2022年7月にオープンし、早くも荒川サイクリストの憩いの場となったKURU@サンエスベース。晴天に恵まれた一日に突撃取材を敢行し、個性溢れるサイクリストたちの愛車を紹介してもらった後編をお届けする。前編はこちらから。



岩波智明さん RIVENDELL Platypus

岩波智明さん RIVENDELL Platypus

トップチューブとダウンチューブでラグの向きも異なる
モデル名のPlatypus(カモノハシ)がヘッドバッヂのモチーフに



駐輪場で一際輝いていたのがこちらのアーバンスタイルなバイク。RIVENDELL のPlatypusというスタッガードフレームに、様々な拘りを集めた一台で、あらゆる部位に持ち主の岩波さんのセンスがキラリと光る。

ハンドルやステム、ピラーは日東、フェンダーは本所、ペダルは三ヶ島。更にリアディレイラーやヘッドは77デュラと、高品質な日本製品で固めつつ、リアハブにはフィル、ブレーキはポールでクランクはリッチーと、フレームと同郷のアメリカンブランドも多数採用。目を惹く木製のグリップはRIVENDELLのオリジナル製品。爽やかなグリーンのフレームの各所に自然な風合いのレザーやコットン製品がちりばめられ、上質な存在感を際立たせている。

スイフトインダストリーとブルーラグのコラボバッグ
日東のプロムナードバーにコットンバーテープ、ポールのブレーキにリーヴェンデールのグリップを組み合わせる


チェーンステーには麻紐を巻く
クランクはリッチーロジック



「納車されたばかりで、これからどんどん乗っていくつもりです。今日は80kmくらい走ってきたのですが、ゆったり長い距離を楽しく走れるバイクですね」と、岩波さん。付き合うほどに味の出そうな一台で、お話を聞いているうちに自分もこんな一台が欲しくなってしまう魅力に満ちたバイクでした。



Chikaさん OnebyESU JFF#805

Chikaさん OnebyESU JFF#807

Kuruで取材陣が出会った第一村人ならぬ、最初にお話を伺ったのがChikaさん(とこの後登場するしばにゃんさん)。その愛車は店内のバイクラックに並んだ中でも特に目立っていたのがピンク色のOnebyESU JFF#805Zで、シクロクロス全日本選手権9連覇の偉業を達成した辻浦圭一が開発に携わった東京サンエスのアルミCXバイクだ。

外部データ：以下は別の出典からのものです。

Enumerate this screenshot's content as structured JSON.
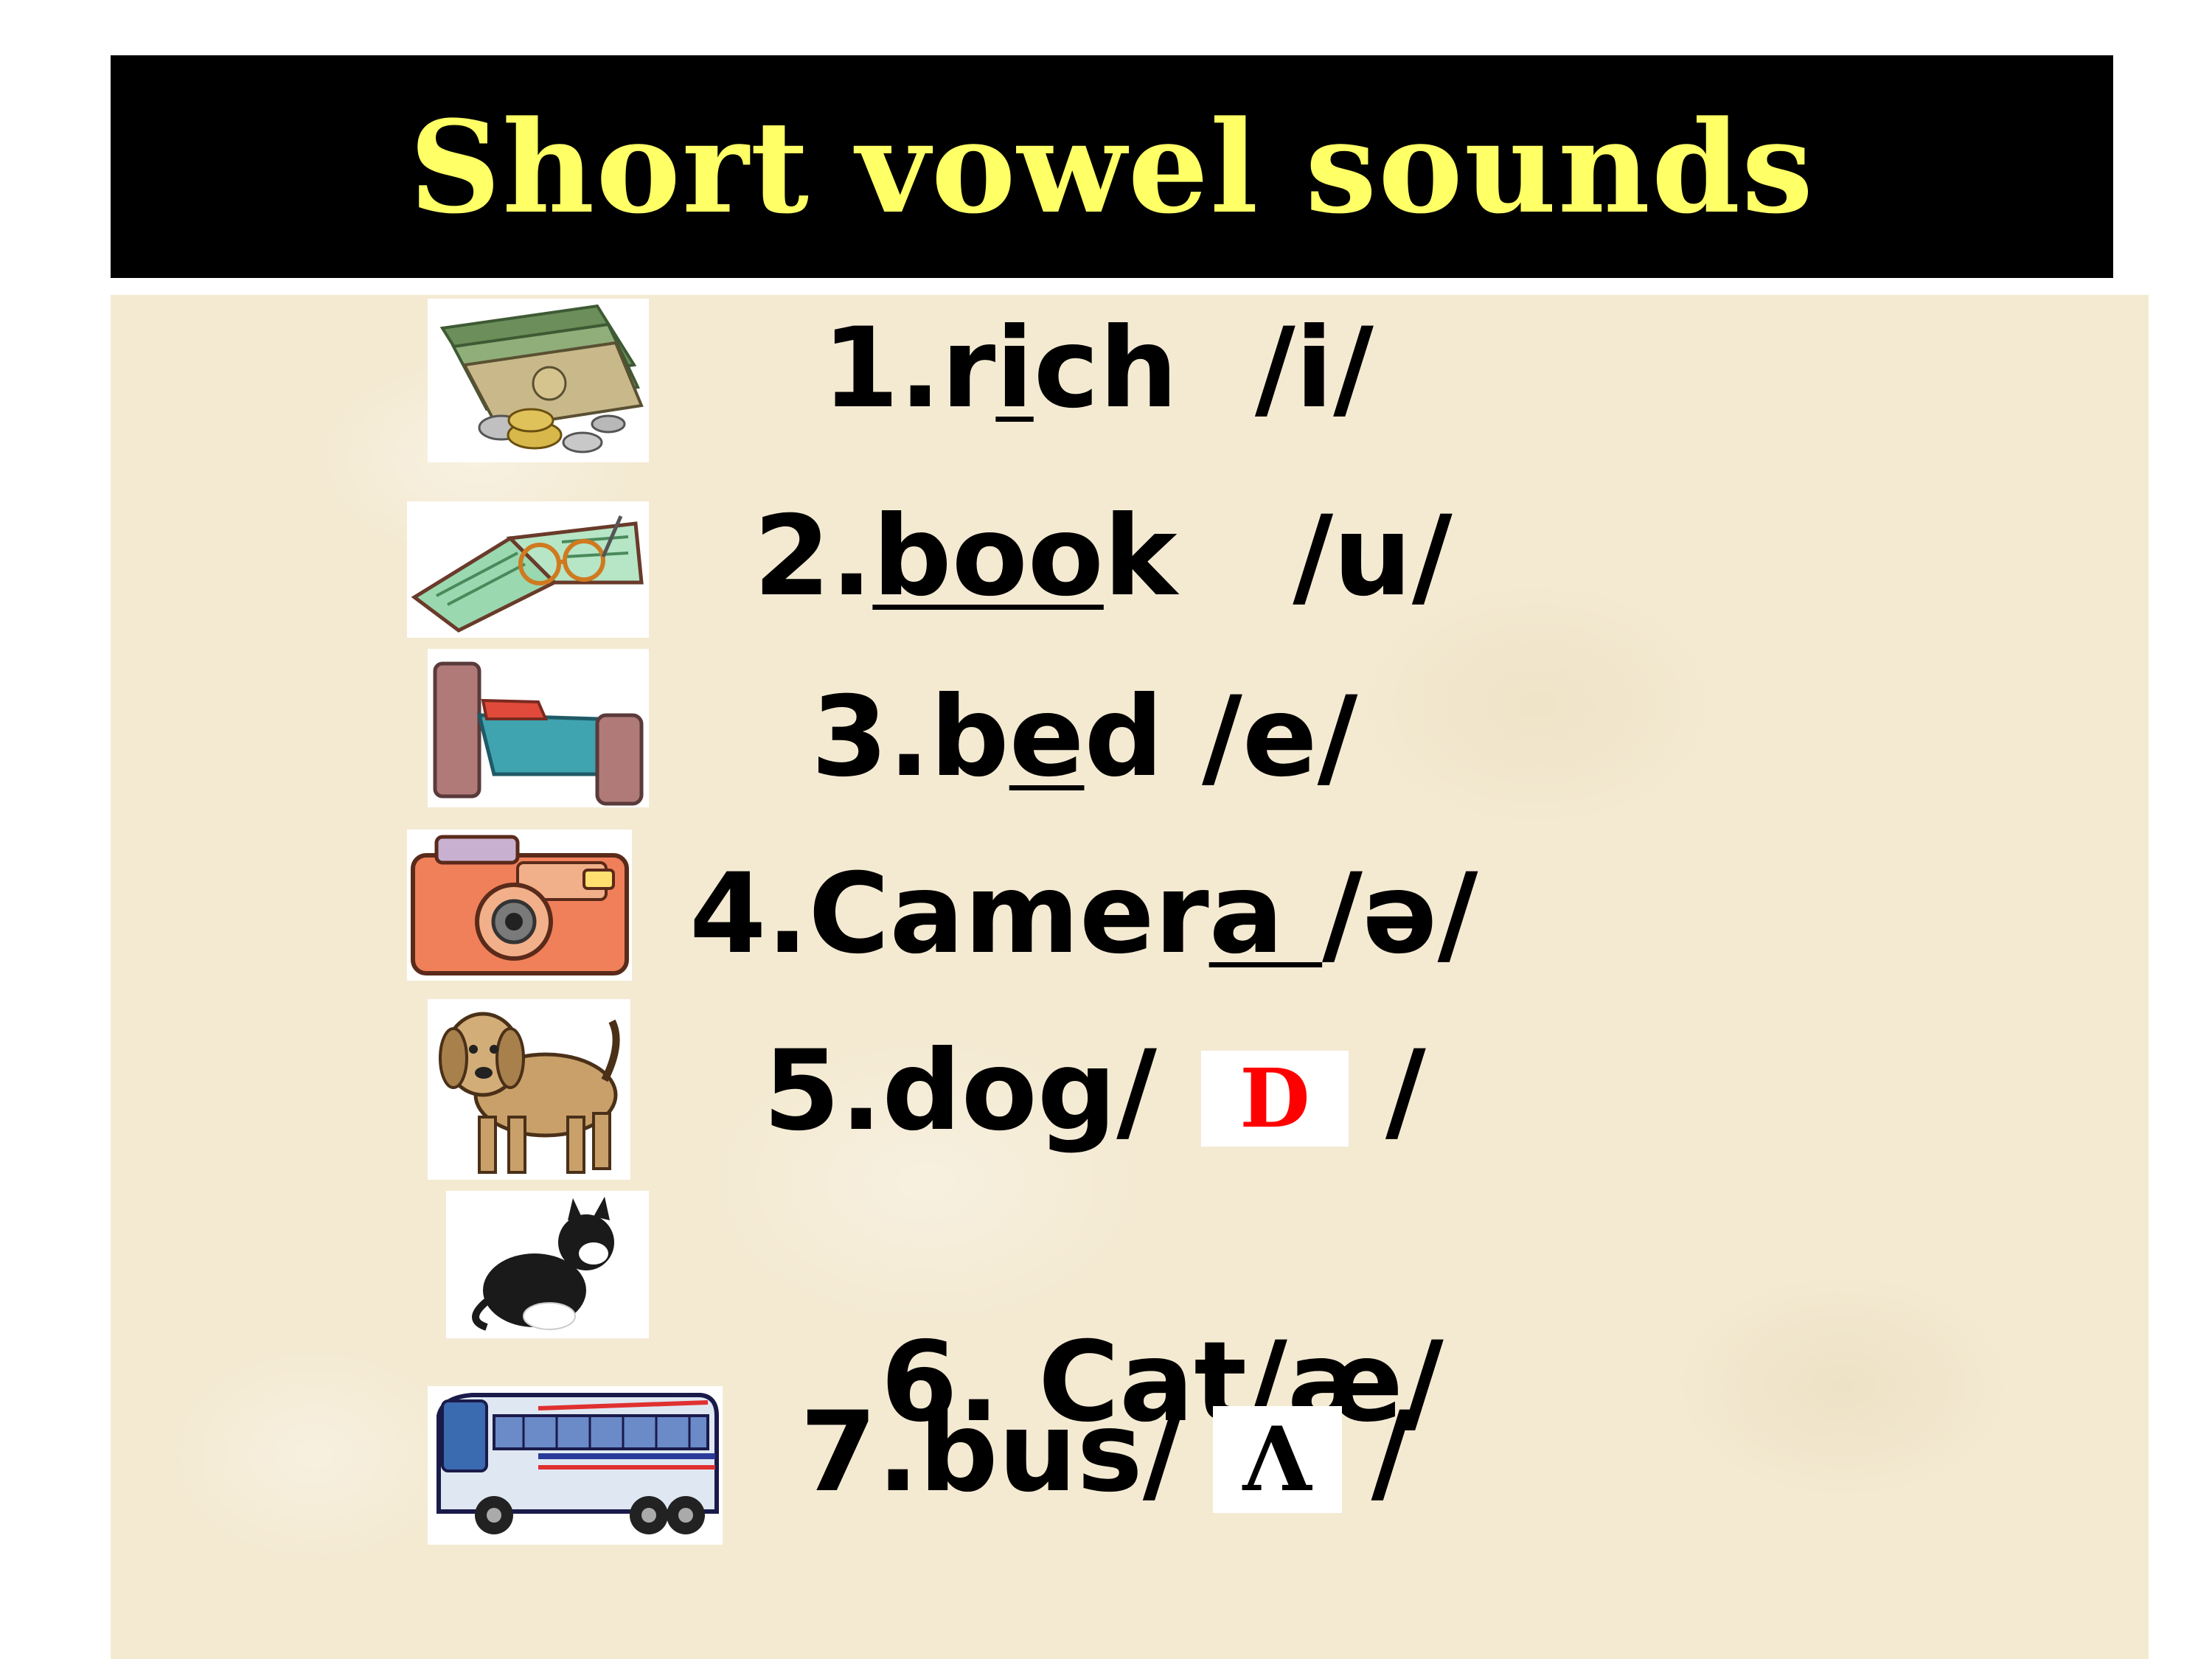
{
  "title": "Short vowel sounds",
  "colors": {
    "title_bg": "#000000",
    "title_text": "#ffff66",
    "background": "#f4ead2",
    "symbol_d": "#ff0000"
  },
  "items": [
    {
      "number": "1.",
      "pre": "r",
      "vowel": "i",
      "post": "ch",
      "ipa": "/i/",
      "icon": "money-icon"
    },
    {
      "number": "2.",
      "pre": "",
      "vowel": "boo",
      "post": "k",
      "ipa": "/u/",
      "icon": "book-with-glasses-icon"
    },
    {
      "number": "3.",
      "pre": "b",
      "vowel": "e",
      "post": "d",
      "ipa": "/e/",
      "icon": "bed-icon"
    },
    {
      "number": "4.",
      "pre": "Camer",
      "vowel": "a ",
      "post": "",
      "ipa": "/ə/",
      "icon": "camera-icon"
    },
    {
      "number": "5.",
      "word": "dog/",
      "symbol": "D",
      "close": "/",
      "icon": "dog-icon"
    },
    {
      "number": "6.",
      "word": " Cat/æ/",
      "icon": "cat-icon"
    },
    {
      "number": "7.",
      "word": "bus/",
      "symbol": "Λ",
      "close": "/",
      "icon": "bus-icon"
    }
  ]
}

「ロードもグラベルも走りたかったから」とChikaさんがその理由を語るの言う通り、ペダルはクランクブラザース eggbeaterでALEXRIMSのグラベル用ホイールであるBOONDOCKS 3をチョイス。「ハンドルではなく車体を自然に倒すだけで曲がってくれる」というように、あえて前輪とクランクのクリアランスが非常に狭い作りになっている。詳しい解説やインプレはこちらから。

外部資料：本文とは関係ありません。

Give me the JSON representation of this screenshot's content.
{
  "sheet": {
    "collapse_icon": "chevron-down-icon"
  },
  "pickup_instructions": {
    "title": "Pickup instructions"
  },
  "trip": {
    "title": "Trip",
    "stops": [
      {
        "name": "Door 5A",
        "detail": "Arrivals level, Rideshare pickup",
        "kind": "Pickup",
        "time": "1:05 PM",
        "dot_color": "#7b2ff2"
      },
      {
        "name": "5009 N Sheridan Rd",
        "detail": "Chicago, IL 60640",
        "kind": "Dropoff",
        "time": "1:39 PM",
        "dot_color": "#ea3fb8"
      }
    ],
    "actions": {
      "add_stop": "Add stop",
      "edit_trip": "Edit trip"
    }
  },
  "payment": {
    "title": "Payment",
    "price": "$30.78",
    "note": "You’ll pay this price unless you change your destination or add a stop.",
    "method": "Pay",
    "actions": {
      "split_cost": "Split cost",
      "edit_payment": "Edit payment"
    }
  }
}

ペダルはクランクブラザースのeggbeater、ホイールはALEXRIMSのBOONDOCKS 3をチョイス
ハンドル周りにはハンドルバーバッグのほか、ライトを2つつけられるようにレックマウントのホルダーも装着されている


「過酷なロングライドイベントに参加して自転車熱が一度下がっていたのですが、このバイクと出会って再熱しました!」と語るChikaさん。普段はお仲間さんと一緒にカフェライドに勤しんでいるのだとか。



しばにゃんさん BIXXIS PATHOS

しばにゃんさん BIXXIS PATHOS

この日のKURUでも特に異彩を放っていたバイクが、しばにゃんさんのBIXXIS(ビクシス)のチタンバイク PATHOS(パトス)。数年前のハンドメイドバイシクル展にて創設者かつ”チタンのマエストロ”と称されるドリアーノ・デローザ氏と言葉を交わし、オーダーメイドしたという1台だ。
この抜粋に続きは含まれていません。